# Pros & cons of using Spyware



## Glaswegian

Sophisticated computer users for years have installed programs like key stroke loggers to view what others are doing on their computers. But what may have started out as something found only in the hacker realm has become more common with the pervasive use of the Internet.

Say, for example, you are the parent of a 13-year-old daughter who is working on a school project at home. She is researching the subject on the Internet while connecting with others through a messaging program. One of her online "friends" claims to be 15 but is really in his 40s. Over a few months, your daughter has had numerous communications with this man. So much so that her "friend" knows her cell number, where she goes to school and where she lives. Arrangements have been made to meet. 


http://www.law.com/jsp/legaltechnology/pubArticleLTN.jsp?id=1184317593035&rss=ltn


----------



## Kalim

Record all your screen activity, like me. :sayyes:


----------



## Go The Power

I have heard cases like these, there are actually some under cover police officers that do this, when they get enough information on the person , they start to follow the student home wot freak them out. And when there parents get home the police officer will tell the parents all about it chat, and most of the time it works and stops the students form doing it.
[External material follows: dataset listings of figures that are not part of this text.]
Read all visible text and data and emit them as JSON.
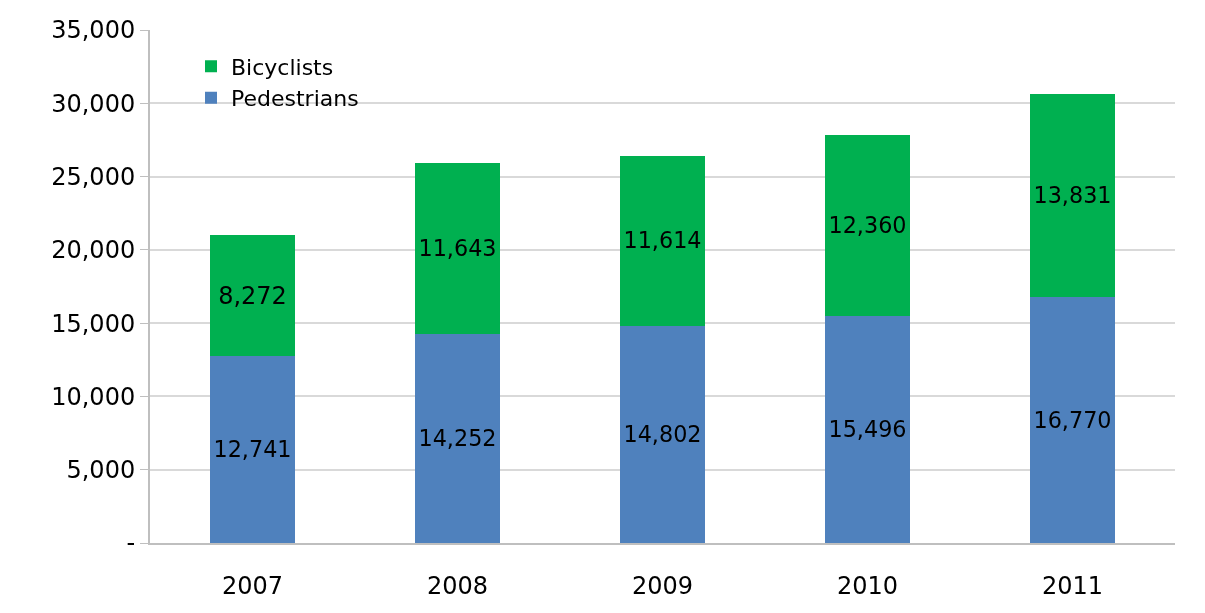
{
  "chart_data": {
    "type": "bar",
    "stacked": true,
    "categories": [
      "2007",
      "2008",
      "2009",
      "2010",
      "2011"
    ],
    "series": [
      {
        "name": "Pedestrians",
        "color": "#4f81bd",
        "values": [
          12741,
          14252,
          14802,
          15496,
          16770
        ],
        "value_labels": [
          "12,741",
          "14,252",
          "14,802",
          "15,496",
          "16,770"
        ]
      },
      {
        "name": "Bicyclists",
        "color": "#00b050",
        "values": [
          8272,
          11643,
          11614,
          12360,
          13831
        ],
        "value_labels": [
          "8,272",
          "11,643",
          "11,614",
          "12,360",
          "13,831"
        ]
      }
    ],
    "ylim": [
      0,
      35000
    ],
    "yticks": [
      {
        "value": 0,
        "label": "-"
      },
      {
        "value": 5000,
        "label": "5,000"
      },
      {
        "value": 10000,
        "label": "10,000"
      },
      {
        "value": 15000,
        "label": "15,000"
      },
      {
        "value": 20000,
        "label": "20,000"
      },
      {
        "value": 25000,
        "label": "25,000"
      },
      {
        "value": 30000,
        "label": "30,000"
      },
      {
        "value": 35000,
        "label": "35,000"
      }
    ],
    "grid": "y",
    "legend": "top left"
  }
}
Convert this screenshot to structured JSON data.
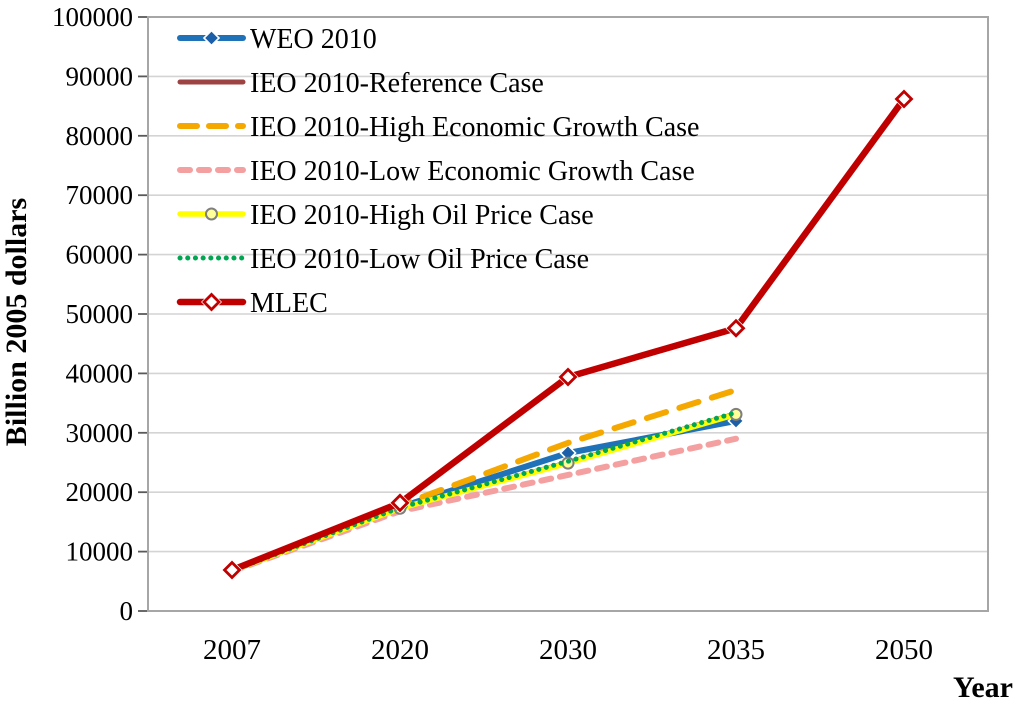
{
  "chart_data": {
    "type": "line",
    "title": "",
    "xlabel": "Year",
    "ylabel": "Billion 2005 dollars",
    "x_categories": [
      "2007",
      "2020",
      "2030",
      "2035",
      "2050"
    ],
    "ylim": [
      0,
      100000
    ],
    "ytick_step": 10000,
    "ytick_labels": [
      "0",
      "10000",
      "20000",
      "30000",
      "40000",
      "50000",
      "60000",
      "70000",
      "80000",
      "90000",
      "100000"
    ],
    "grid": "horizontal-gridlines-on",
    "legend_position": "top-left-inside",
    "colors": {
      "gridline": "#d4d4d4",
      "plot_border": "#a6a6a6",
      "tick": "#595959"
    },
    "series": [
      {
        "name": "WEO 2010",
        "color": "#1f72b8",
        "marker_color": "#1b5fa8",
        "style": "solid",
        "marker": "diamond-filled",
        "values": [
          6800,
          17500,
          26600,
          32000,
          null
        ]
      },
      {
        "name": "IEO 2010-Reference Case",
        "color": "#9e4343",
        "marker_color": "#9e4343",
        "style": "solid",
        "marker": "none",
        "values": [
          6800,
          17300,
          25000,
          33200,
          null
        ]
      },
      {
        "name": "IEO 2010-High Economic Growth Case",
        "color": "#f5a800",
        "marker_color": "#f5a800",
        "style": "long-dash",
        "marker": "none",
        "values": [
          6900,
          17800,
          28300,
          37200,
          null
        ]
      },
      {
        "name": "IEO 2010-Low Economic Growth Case",
        "color": "#f4a0a0",
        "marker_color": "#f4a0a0",
        "style": "dash",
        "marker": "none",
        "values": [
          6700,
          16800,
          22900,
          29000,
          null
        ]
      },
      {
        "name": "IEO 2010-High Oil Price Case",
        "color": "#ffff00",
        "marker_color": "#ffff99",
        "style": "solid",
        "marker": "circle-open",
        "values": [
          6800,
          17300,
          24900,
          33100,
          null
        ]
      },
      {
        "name": "IEO 2010-Low Oil Price Case",
        "color": "#00a651",
        "marker_color": "#00a651",
        "style": "dot",
        "marker": "none",
        "values": [
          6800,
          17400,
          25200,
          33400,
          null
        ]
      },
      {
        "name": "MLEC",
        "color": "#c00000",
        "marker_color": "#ffffff",
        "style": "solid",
        "marker": "diamond-open",
        "values": [
          6900,
          18200,
          39400,
          47600,
          86200
        ]
      }
    ]
  }
}
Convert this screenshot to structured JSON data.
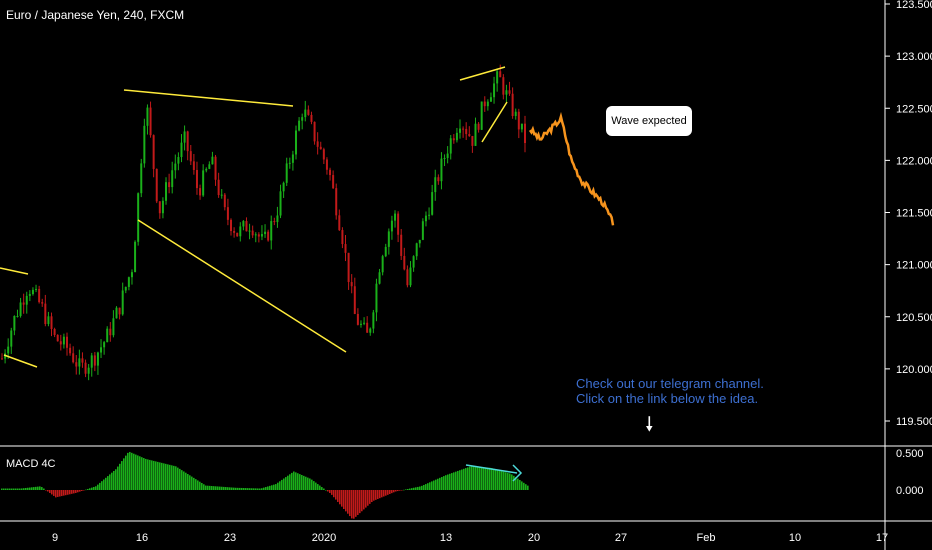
{
  "header": {
    "title": "Euro / Japanese Yen, 240, FXCM"
  },
  "macd": {
    "label": "MACD 4C",
    "ticks": [
      "0.500",
      "0.000"
    ]
  },
  "annotation": {
    "bubble": "Wave expected"
  },
  "note": {
    "line1": "Check out our telegram channel.",
    "line2": "Click on the link below the idea."
  },
  "chart_data": {
    "type": "line",
    "title": "Euro / Japanese Yen, 240, FXCM",
    "xlabel": "",
    "ylabel": "",
    "ylim": [
      119.3,
      123.5
    ],
    "y_ticks": [
      "123.500",
      "123.000",
      "122.500",
      "122.000",
      "121.500",
      "121.000",
      "120.500",
      "120.000",
      "119.500"
    ],
    "x_ticks": [
      "9",
      "16",
      "23",
      "2020",
      "13",
      "20",
      "27",
      "Feb",
      "10",
      "17"
    ],
    "series": [
      {
        "values": [
          120.1,
          120.5,
          120.8,
          120.6,
          120.3,
          120.2,
          120.0,
          120.1,
          120.3,
          120.6,
          121.0,
          122.6,
          121.5,
          121.9,
          122.2,
          121.7,
          122.0,
          121.5,
          121.3,
          121.4,
          121.2,
          121.5,
          122.0,
          122.5,
          122.2,
          121.9,
          121.3,
          120.5,
          120.3,
          121.1,
          121.5,
          120.8,
          121.3,
          121.7,
          122.1,
          122.4,
          122.2,
          122.6,
          122.8,
          122.5,
          122.2
        ]
      },
      {
        "values": [
          122.3,
          122.2,
          122.3,
          122.4,
          122.0,
          121.8,
          121.7,
          121.6,
          121.4
        ]
      }
    ],
    "colors": {
      "up": "#1ab01a",
      "down": "#c21a1a",
      "forecast": "#f7941d",
      "trend": "#ffeb3b",
      "histogram_up": "#1ab01a",
      "histogram_down": "#c21a1a"
    }
  }
}
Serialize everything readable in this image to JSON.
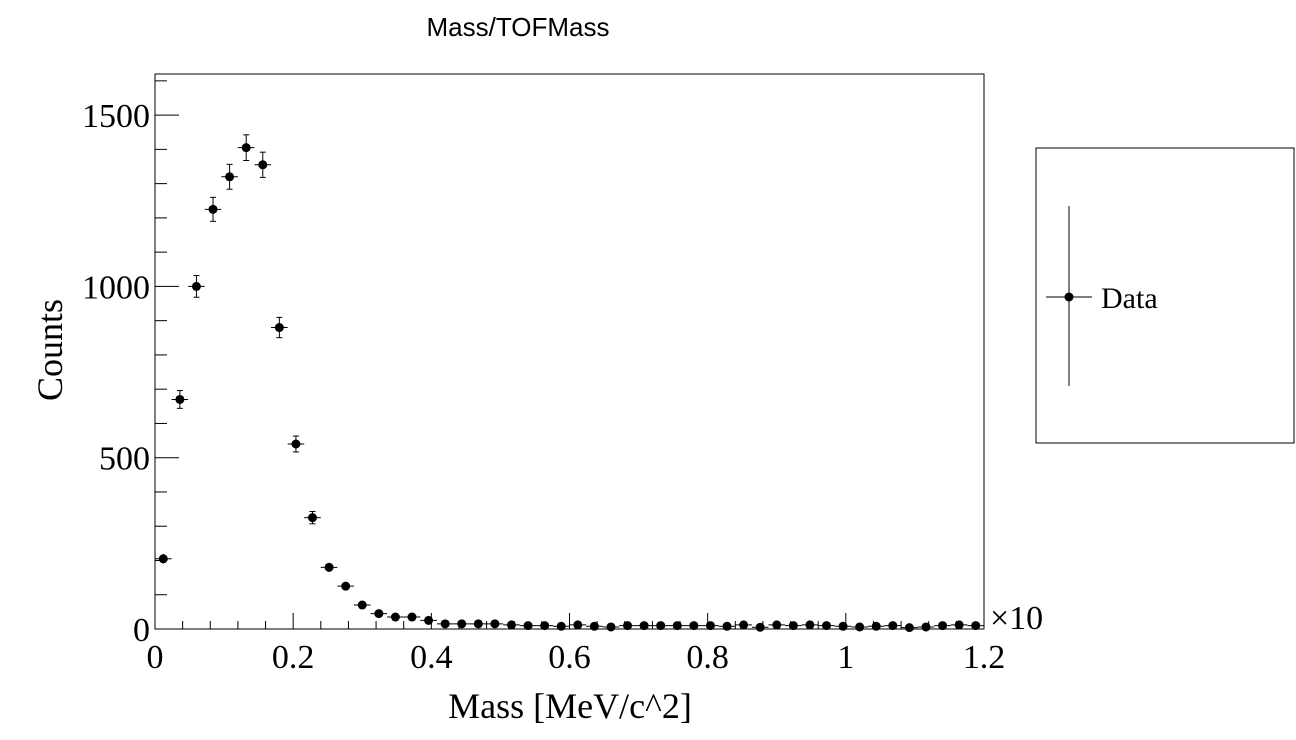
{
  "chart_data": {
    "type": "scatter",
    "title": "Mass/TOFMass",
    "xlabel": "Mass [MeV/c^2]",
    "ylabel": "Counts",
    "x_exponent_label": "×10",
    "xlim": [
      0,
      1.2
    ],
    "ylim": [
      0,
      1620
    ],
    "x_ticks": [
      "0",
      "0.2",
      "0.4",
      "0.6",
      "0.8",
      "1",
      "1.2"
    ],
    "y_ticks": [
      "0",
      "500",
      "1000",
      "1500"
    ],
    "x_tick_values": [
      0,
      0.2,
      0.4,
      0.6,
      0.8,
      1.0,
      1.2
    ],
    "y_tick_values": [
      0,
      500,
      1000,
      1500
    ],
    "bin_width": 0.024,
    "legend": {
      "entry": "Data",
      "placement": "right"
    },
    "series": [
      {
        "name": "Data",
        "x": [
          0.012,
          0.036,
          0.06,
          0.084,
          0.108,
          0.132,
          0.156,
          0.18,
          0.204,
          0.228,
          0.252,
          0.276,
          0.3,
          0.324,
          0.348,
          0.372,
          0.396,
          0.42,
          0.444,
          0.468,
          0.492,
          0.516,
          0.54,
          0.564,
          0.588,
          0.612,
          0.636,
          0.66,
          0.684,
          0.708,
          0.732,
          0.756,
          0.78,
          0.804,
          0.828,
          0.852,
          0.876,
          0.9,
          0.924,
          0.948,
          0.972,
          0.996,
          1.02,
          1.044,
          1.068,
          1.092,
          1.116,
          1.14,
          1.164,
          1.188
        ],
        "y": [
          205,
          670,
          1000,
          1225,
          1320,
          1405,
          1355,
          880,
          540,
          325,
          180,
          125,
          70,
          45,
          35,
          35,
          25,
          15,
          15,
          15,
          15,
          12,
          10,
          10,
          8,
          12,
          8,
          6,
          10,
          10,
          10,
          10,
          10,
          10,
          8,
          12,
          5,
          12,
          10,
          12,
          10,
          8,
          6,
          8,
          10,
          4,
          6,
          10,
          12,
          10
        ]
      }
    ]
  }
}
Do you always record the screen activity Kalim?


----------



## Ben

Some workplaces even record internet use, keystrokes, screen activity etc.


----------



## Kalim

Go The Power said:


> Do you always record the screen activity Kalim?


Yes, on confidential systems, it's a policy. Home systems with nothing on or those I rarely use, it's not done on but I have various other security measures taken to cover up as much as necessary. Recording of room of equipment, it's surroundings and the screen activity is implemented 24/7, especially if I let someone other or a youngster use my system. When you start the PC (usually they're always running & I bar others from switching it off), you won't have an idea that your screen activity is being recorded by the PC as a video file (Task Manager will not display it, and Process Monitor and Process Explorer I've disabled for other users) for me to access later, placed inside an invisible AES-Blowfish-Serpent-Twofish (etc) algorithm encrypted container volume using SHA-2 RIPEMD-Whirpool (etc) hash algorithms,, which only I know the key file and password/s to, and that recording file once reaching the 100MB limit, is broken into 5 segments (split) and emailed to my account. And so on. :1angel:


----------



## 1 g0t 0wn3d

*** is the point?


----------



## Go The Power

Kalim said:


> Yes, on confidential systems, it's a policy. Home systems with nothing on or those I rarely use, it's not done on but I have various other security measures taken to cover up as much as necessary. Recording of room of equipment, it's surroundings and the screen activity is implemented 24/7, especially if I let someone other or a youngster use my system. When you start the PC (usually they're always running & I bar others from switching it off), you won't have an idea that your screen activity is being recorded by the PC as a video file (Task Manager will not display it, and Process Monitor and Process Explorer I've disabled for other users) for me to access later, placed inside an invisible AES-Blowfish-Serpent-Twofish (etc) algorithm encrypted container volume using SHA-2 RIPEMD-Whirpool (etc) hash algorithms,, which only I know the key file and password/s to, and that recording file once reaching the 100MB limit, is broken into 5 segments (split) and emailed to my account. And so on. :1angel:


Very clever :smile:, So thats how screen recording works, I knew that it records the screen but I didnt know that much about it. thanks


----------